Some transit riders were infuriated. Jennifer Cohn, an attorney who works downtown, arrived at the Civic Center station at about 6 p.m. with her two sons, ages 3 and 4, after picking them up from day care. She was trying to get home to the Glen Park neighborhood.
With the station closed, she tried to catch a cab, but they seemed to be avoiding the area.
"This is an outrage. We just want to get home," Cohn said. "I don't really see why they should be shutting down the stations. If they have an issue with BART, they should go to BART headquarters."
No, Ms. Cohn; what's outrageous is that the police shoot innocent people. This "issue" is a prime example of people standing up to police abuse. And there are good reasons for all rush hour commuters to join them, rather than complain. We posted here before about the scathing review of BART police practices in the aftermath of Oscar Grant's tragic death.
Now, why would Ms. Cohn and other riders be indifferent to this important issue? Could they possibly think that the abuses of force, unfettered discretion, and lack of professionalism at BART are good things? In all likelihood, they have not been paying much attention to the news. Or maybe, like Costelloe, Chiricos and Gertz's survey subjects, they think that, at the receiving end of police abuse, are only people who deserve such abuse. Thuggish people. Scary people. Gang-y people. People who don't look or behave like them.
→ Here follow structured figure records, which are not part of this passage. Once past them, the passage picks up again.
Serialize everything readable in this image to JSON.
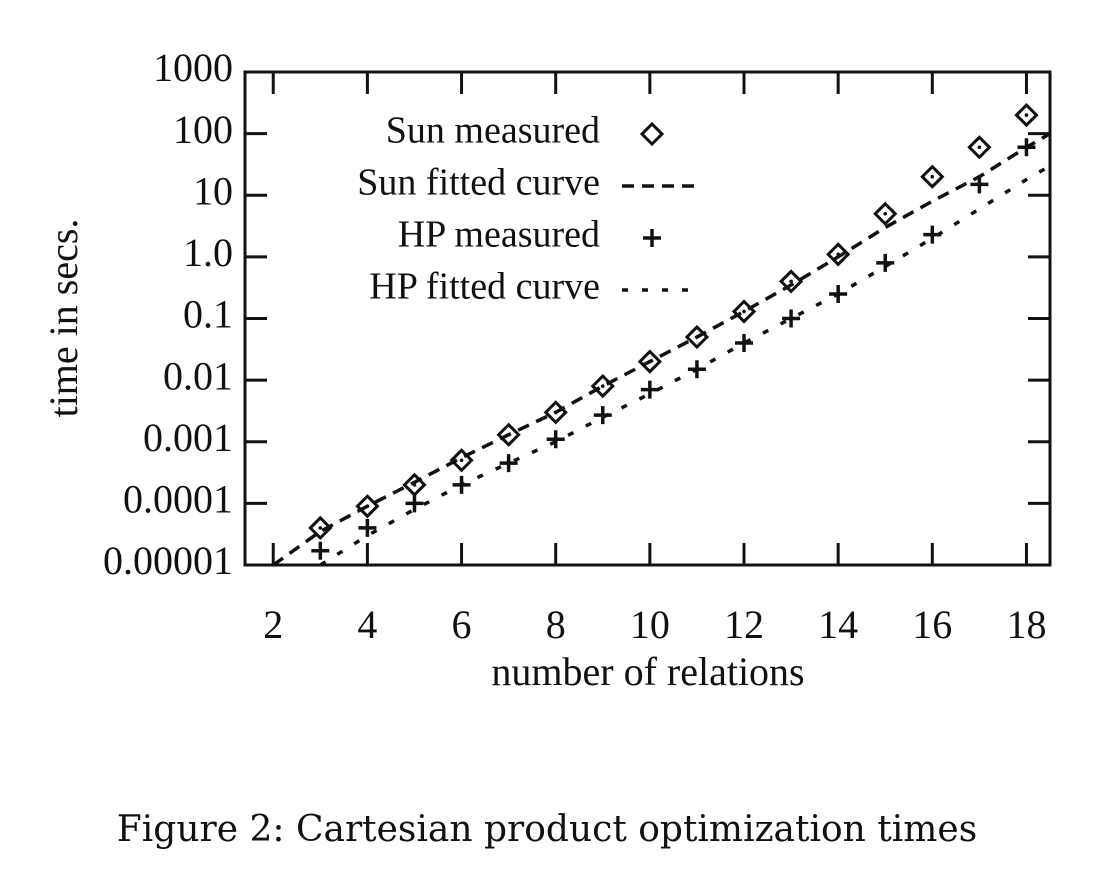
{
  "chart_data": {
    "type": "line",
    "caption": "Figure 2: Cartesian product optimization times",
    "xlabel": "number of relations",
    "ylabel": "time in secs.",
    "xlim": [
      1.4,
      18.5
    ],
    "xticks": [
      2,
      4,
      6,
      8,
      10,
      12,
      14,
      16,
      18
    ],
    "ylim": [
      1e-05,
      1000
    ],
    "yticks": [
      1e-05,
      0.0001,
      0.001,
      0.01,
      0.1,
      {
        "value": 1,
        "label": "1.0"
      },
      10,
      100,
      1000
    ],
    "log_y": true,
    "legend": "top-left",
    "series": [
      {
        "name": "Sun measured",
        "color": "#111111",
        "marker": "diamond",
        "line": "none",
        "x": [
          3,
          4,
          5,
          6,
          7,
          8,
          9,
          10,
          11,
          12,
          13,
          14,
          15,
          16,
          17,
          18
        ],
        "values": [
          4e-05,
          9e-05,
          0.0002,
          0.0005,
          0.0013,
          0.003,
          0.008,
          0.02,
          0.05,
          0.13,
          0.4,
          1.1,
          5,
          20,
          60,
          200
        ]
      },
      {
        "name": "Sun fitted curve",
        "color": "#111111",
        "marker": "none",
        "line": "dashed",
        "x": [
          2,
          3,
          4,
          5,
          6,
          7,
          8,
          9,
          10,
          11,
          12,
          13,
          14,
          15,
          16,
          17,
          18,
          18.5
        ],
        "values": [
          1e-05,
          3.5e-05,
          9e-05,
          0.00022,
          0.00055,
          0.0013,
          0.003,
          0.008,
          0.02,
          0.05,
          0.13,
          0.35,
          1,
          3,
          8,
          20,
          60,
          100
        ]
      },
      {
        "name": "HP measured",
        "color": "#111111",
        "marker": "plus",
        "line": "none",
        "x": [
          3,
          4,
          5,
          6,
          7,
          8,
          9,
          10,
          11,
          12,
          13,
          14,
          15,
          16,
          17,
          18
        ],
        "values": [
          1.7e-05,
          4e-05,
          0.0001,
          0.0002,
          0.00045,
          0.0011,
          0.0027,
          0.007,
          0.015,
          0.04,
          0.1,
          0.25,
          0.8,
          2.3,
          15,
          60
        ]
      },
      {
        "name": "HP fitted curve",
        "color": "#111111",
        "marker": "none",
        "line": "dotted",
        "x": [
          3,
          4,
          5,
          6,
          7,
          8,
          9,
          10,
          11,
          12,
          13,
          14,
          15,
          16,
          17,
          18,
          18.5
        ],
        "values": [
          1e-05,
          3e-05,
          8e-05,
          0.0002,
          0.00045,
          0.001,
          0.0025,
          0.006,
          0.015,
          0.04,
          0.1,
          0.25,
          0.7,
          2,
          6,
          18,
          30
        ]
      }
    ]
  }
}
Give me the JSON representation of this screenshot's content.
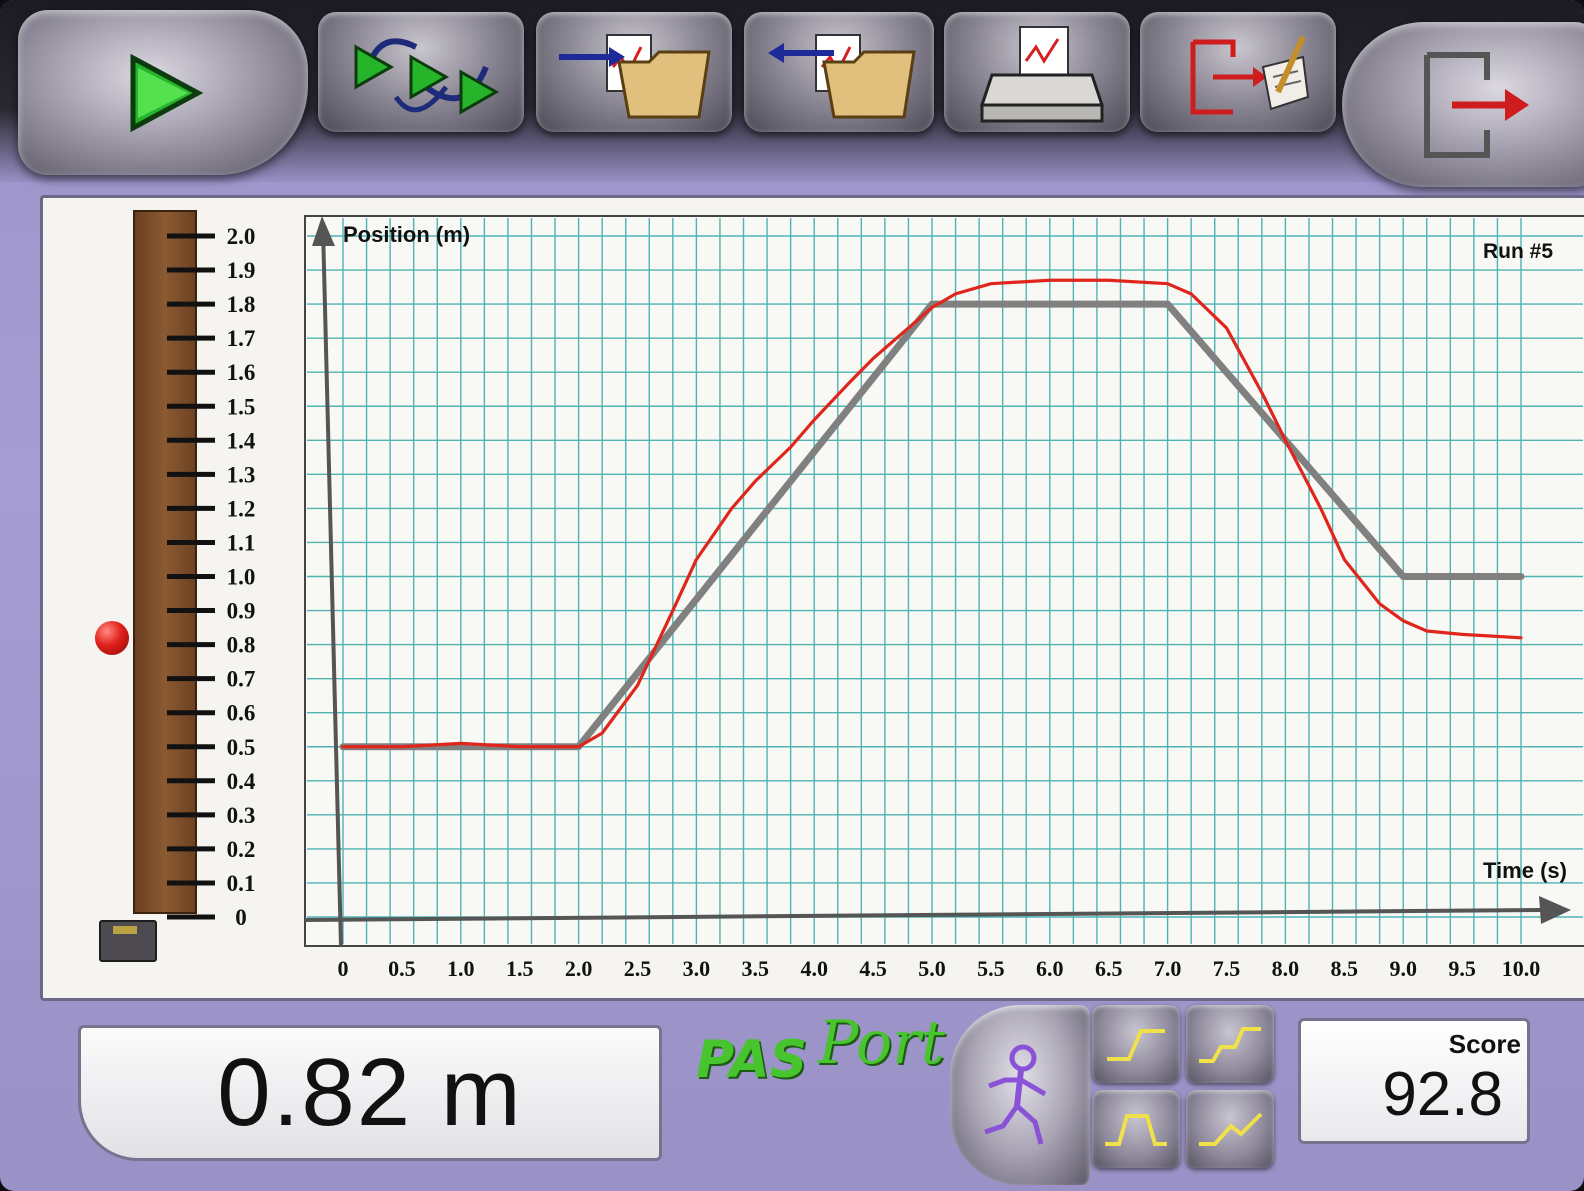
{
  "toolbar": {
    "buttons": [
      {
        "name": "start-button",
        "icon": "play-icon"
      },
      {
        "name": "repeat-button",
        "icon": "repeat-icon"
      },
      {
        "name": "import-button",
        "icon": "import-folder-icon"
      },
      {
        "name": "export-button",
        "icon": "export-folder-icon"
      },
      {
        "name": "print-button",
        "icon": "printer-icon"
      },
      {
        "name": "notes-button",
        "icon": "notes-icon"
      },
      {
        "name": "exit-button",
        "icon": "exit-icon"
      }
    ]
  },
  "ruler": {
    "labels": [
      "2.0",
      "1.9",
      "1.8",
      "1.7",
      "1.6",
      "1.5",
      "1.4",
      "1.3",
      "1.2",
      "1.1",
      "1.0",
      "0.9",
      "0.8",
      "0.7",
      "0.6",
      "0.5",
      "0.4",
      "0.3",
      "0.2",
      "0.1",
      "0"
    ],
    "ball_position_m": 0.82
  },
  "chart_data": {
    "type": "line",
    "ylabel": "Position (m)",
    "xlabel": "Time (s)",
    "run_label": "Run #5",
    "xlim": [
      0,
      10.0
    ],
    "ylim": [
      0,
      2.0
    ],
    "x_ticks": [
      "0",
      "0.5",
      "1.0",
      "1.5",
      "2.0",
      "2.5",
      "3.0",
      "3.5",
      "4.0",
      "4.5",
      "5.0",
      "5.5",
      "6.0",
      "6.5",
      "7.0",
      "7.5",
      "8.0",
      "8.5",
      "9.0",
      "9.5",
      "10.0"
    ],
    "grid": true,
    "series": [
      {
        "role": "target",
        "color": "#808080",
        "x": [
          0,
          2.0,
          5.0,
          7.0,
          9.0,
          10.0
        ],
        "y": [
          0.5,
          0.5,
          1.8,
          1.8,
          1.0,
          1.0
        ]
      },
      {
        "role": "measured",
        "color": "#e0261c",
        "x": [
          0,
          0.5,
          1.0,
          1.5,
          2.0,
          2.2,
          2.5,
          2.8,
          3.0,
          3.3,
          3.5,
          3.8,
          4.0,
          4.3,
          4.5,
          4.8,
          5.0,
          5.2,
          5.5,
          6.0,
          6.5,
          7.0,
          7.2,
          7.5,
          7.8,
          8.0,
          8.3,
          8.5,
          8.8,
          9.0,
          9.2,
          9.5,
          10.0
        ],
        "y": [
          0.5,
          0.5,
          0.51,
          0.5,
          0.5,
          0.54,
          0.68,
          0.9,
          1.05,
          1.2,
          1.28,
          1.38,
          1.46,
          1.57,
          1.64,
          1.73,
          1.79,
          1.83,
          1.86,
          1.87,
          1.87,
          1.86,
          1.83,
          1.73,
          1.54,
          1.4,
          1.2,
          1.05,
          0.92,
          0.87,
          0.84,
          0.83,
          0.82
        ]
      }
    ]
  },
  "readout": {
    "value": "0.82 m"
  },
  "logo": {
    "pas": "PAS",
    "port": "Port"
  },
  "score": {
    "label": "Score",
    "value": "92.8"
  },
  "mode_buttons": [
    {
      "name": "mode-step-up-button"
    },
    {
      "name": "mode-double-step-button"
    },
    {
      "name": "mode-plateau-button"
    },
    {
      "name": "mode-ramp-button"
    }
  ],
  "colors": {
    "accent_purple": "#a59cd3",
    "grid": "#4fb3b3",
    "ruler": "#8b5a32",
    "logo_green": "#48c52e"
  }
}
Because, as we all know, if you don't finish the vegetables off your plate, a cop will come get you. But if you do, no harm will befall you.
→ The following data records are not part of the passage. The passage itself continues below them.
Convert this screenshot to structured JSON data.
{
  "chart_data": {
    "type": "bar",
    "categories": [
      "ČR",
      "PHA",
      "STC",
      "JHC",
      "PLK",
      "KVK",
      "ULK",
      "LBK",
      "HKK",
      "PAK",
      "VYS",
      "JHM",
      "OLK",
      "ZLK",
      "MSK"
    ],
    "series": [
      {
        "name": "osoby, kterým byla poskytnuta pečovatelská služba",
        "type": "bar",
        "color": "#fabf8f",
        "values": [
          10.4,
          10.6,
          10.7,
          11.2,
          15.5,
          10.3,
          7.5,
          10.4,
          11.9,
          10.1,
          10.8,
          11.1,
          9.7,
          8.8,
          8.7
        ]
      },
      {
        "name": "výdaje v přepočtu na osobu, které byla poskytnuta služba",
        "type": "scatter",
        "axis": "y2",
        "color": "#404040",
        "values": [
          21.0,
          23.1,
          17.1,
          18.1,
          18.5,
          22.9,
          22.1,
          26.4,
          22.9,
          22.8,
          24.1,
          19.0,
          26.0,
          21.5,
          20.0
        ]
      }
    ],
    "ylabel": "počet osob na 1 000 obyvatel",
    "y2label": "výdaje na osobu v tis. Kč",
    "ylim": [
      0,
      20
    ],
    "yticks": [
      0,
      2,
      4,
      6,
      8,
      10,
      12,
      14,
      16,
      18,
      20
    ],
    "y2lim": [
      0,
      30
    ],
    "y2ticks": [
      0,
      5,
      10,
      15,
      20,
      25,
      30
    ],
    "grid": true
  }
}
I heartily wish to all those perturbed rush-hour BART passengers, that they will never be shot in the back when handcuffed by an officer who was, assuming the best of scenarios, untrained in distinguishing between his gun and his taser (gentle reader, you can assume other scenarios if you prefer.) And that, if by any chance or bad luck, they are ever mistaken by an overzealous cop with poor vision for one of those "other" "bad" people, that others will be willing to stand up for them and raise their voice in protest. Even if it means that a few good, law-abiding citizens get home for dinner fifteen minutes late.
Many thanks to Kathryn Nettles and Tom Oster for the conversation that inspired this post.